Consider the fractional Laplacian defined by
$$(-\Delta)^s u(x) = P.V. \int_{\mathbb{R}^N} \frac{u(x) - u(y)}{|x - y|^{N + 2s}}dy, \ s \in (0,1).$$ Also consider that
$$D((-\Delta)^s) = \{u \in H^s(\Omega); (-\Delta)^su \in L^2(\Omega)\},$$
for some $s \in (0,1)$. I want to show that the operator $(-\Delta)^s : D((-\Delta)^s) \subset L^2(\Omega) \to L^2(\Omega)$ is closed.

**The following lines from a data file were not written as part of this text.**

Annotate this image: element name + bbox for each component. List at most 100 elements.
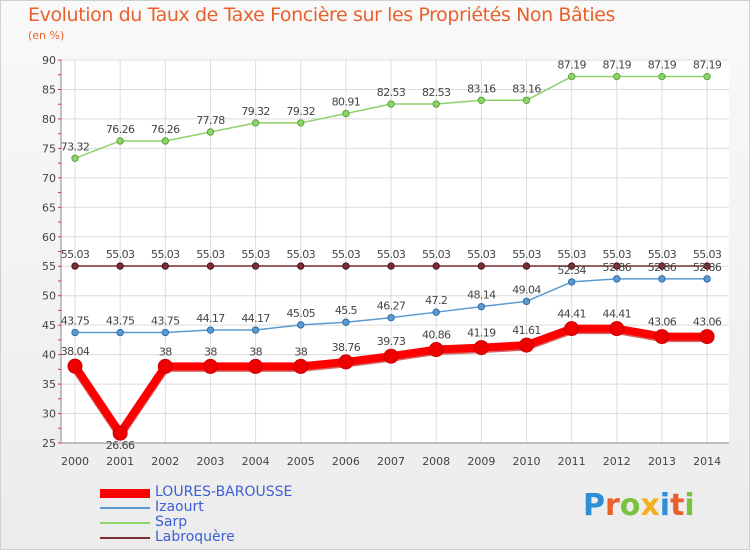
data-label: 55.03 bbox=[693, 248, 722, 261]
data-point bbox=[387, 100, 395, 108]
data-point bbox=[613, 275, 621, 283]
logo-letter: i bbox=[659, 488, 671, 523]
data-label: 55.03 bbox=[196, 248, 225, 261]
x-tick-label: 2003 bbox=[196, 455, 224, 468]
y-tick-label: 45 bbox=[42, 319, 56, 332]
data-label: 55.03 bbox=[512, 248, 541, 261]
unit-label: (en %) bbox=[28, 29, 65, 42]
x-tick-label: 2000 bbox=[61, 455, 89, 468]
data-label: 26.66 bbox=[106, 439, 135, 452]
data-label: 38 bbox=[249, 345, 262, 358]
data-label: 45.05 bbox=[287, 307, 316, 320]
legend-swatch bbox=[100, 507, 150, 509]
data-label: 76.26 bbox=[106, 123, 135, 136]
data-label: 43.75 bbox=[106, 315, 135, 328]
logo-letter: P bbox=[583, 488, 605, 523]
data-label: 73.32 bbox=[61, 140, 90, 153]
data-label: 87.19 bbox=[557, 59, 586, 72]
data-label-layer: 38.04 26.66 38 38 38 38 38.76 39.73 40.86 41.19 41… bbox=[61, 59, 723, 453]
data-label: 55.03 bbox=[287, 248, 316, 261]
data-label: 43.06 bbox=[693, 316, 722, 329]
data-point bbox=[161, 137, 170, 145]
grid-layer bbox=[61, 59, 729, 444]
data-label: 46.27 bbox=[377, 300, 406, 313]
data-point bbox=[251, 119, 260, 127]
data-label: 55.03 bbox=[467, 248, 496, 261]
y-tick-label: 55 bbox=[42, 260, 56, 273]
data-point bbox=[703, 72, 711, 81]
series-layer bbox=[67, 72, 715, 441]
data-label: 44.41 bbox=[603, 308, 632, 321]
data-point bbox=[609, 321, 625, 337]
x-tick-label: 2002 bbox=[151, 455, 179, 468]
data-label: 83.16 bbox=[512, 82, 541, 95]
data-label: 79.32 bbox=[241, 105, 270, 118]
data-label: 77.78 bbox=[196, 114, 225, 127]
data-point bbox=[338, 354, 354, 370]
logo-letter: i bbox=[684, 488, 695, 523]
data-point bbox=[658, 262, 666, 270]
data-label: 55.03 bbox=[106, 248, 135, 261]
legend-label: Labroquère bbox=[155, 529, 235, 545]
data-point bbox=[522, 297, 531, 306]
legend-label: Izaourt bbox=[155, 499, 204, 515]
data-label: 55.03 bbox=[151, 248, 180, 261]
data-point bbox=[342, 262, 350, 270]
data-point bbox=[432, 262, 440, 270]
data-point bbox=[658, 275, 666, 283]
data-label: 55.03 bbox=[648, 248, 677, 261]
data-label: 83.16 bbox=[467, 82, 496, 95]
y-tick-label: 90 bbox=[42, 54, 56, 67]
data-label: 87.19 bbox=[648, 59, 677, 72]
data-point bbox=[477, 262, 486, 270]
logo-letter: o bbox=[619, 488, 641, 523]
y-tick-label: 60 bbox=[42, 231, 56, 244]
data-label: 49.04 bbox=[512, 283, 541, 296]
data-label: 55.03 bbox=[241, 248, 270, 261]
data-label: 87.19 bbox=[693, 59, 722, 72]
data-label: 39.73 bbox=[377, 335, 406, 348]
y-tick-label: 40 bbox=[42, 349, 56, 362]
data-point bbox=[206, 262, 215, 270]
data-label: 44.17 bbox=[196, 312, 225, 325]
data-label: 45.5 bbox=[335, 304, 358, 317]
data-label: 52.86 bbox=[603, 261, 632, 274]
y-tick-label: 35 bbox=[42, 378, 56, 391]
plot-area bbox=[61, 60, 729, 443]
data-label: 55.03 bbox=[557, 248, 586, 261]
data-point bbox=[297, 262, 305, 270]
data-point bbox=[387, 262, 395, 270]
data-label: 52.86 bbox=[693, 261, 722, 274]
data-point bbox=[342, 109, 350, 118]
logo-letter: r bbox=[605, 488, 620, 523]
x-tick-label: 2011 bbox=[558, 455, 586, 468]
data-point bbox=[387, 313, 395, 322]
data-label: 40.86 bbox=[422, 329, 451, 342]
data-point bbox=[206, 326, 215, 334]
x-tick-label: 2013 bbox=[648, 455, 676, 468]
data-label: 41.19 bbox=[467, 327, 496, 340]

Here, $\Omega \subset \mathbb{R}^N$ is a bounded and smooth domain with $u = 0$ in $\mathbb{R}^N \backslash \Omega$.
Attempt:
Let $(u_n) \subset D((-\Delta)^s) $ with $u_n\to u$ in $L^2(\Omega)$ and $(-\Delta)^su_n \to v$ in $L^2(\Omega)$ . By Fatou's Lemma, I was able to show that $u \in D((-\Delta)^s)$. To show that $(-\Delta)^su = v$ a.e on $\Omega$, observe that since $u_n \to u$ in $L^2(\Omega)$, there is a subsequence $(u_{n_k})$ such that $u_{n_k} \to u$ a.e on $\Omega$ and $g \in L^2(\Omega)$ such that $|u_{n_k}| \leqslant g$ a.e. on $\Omega$. Thus
$$\frac{u_{n_k}(x) - u_{n_k}(y)}{|x - y|^{N + 2s}} \to\frac{u(x) - u(y)}{|x - y|^{N + 2s}} \ \mbox{a.e} \ on \ \Omega.$$ But, to use the Dominated Convergence Theorem and show that
$$\int_{\Omega} \frac{u_{n_k}(x) - u_{n_k}(y)}{|x - y|^{N + 2s}}dy \to \int_{\Omega} \frac{u(x) - u(y)}{|x - y|^{N + 2s}}dy,$$
we need to show that the above integrand is dominated by an integrable function. For example, we have
$$\frac{|u_{n_k}(x) - u_{n_k}(y)|}{|x - y|^{N + 2s}}\leqslant \frac{g(x) + g(y)}{|x - y|^{N + 2s}} \ \mbox{a.e} \ on \ \Omega.$$
But there is no guarantee that the function $\frac{g(x) + g(y)}{|x - y|^{N + 2s}} $ is integrable due to the singularity of $\frac{1}{|x - y|^{N + 2s}}$. Or is there?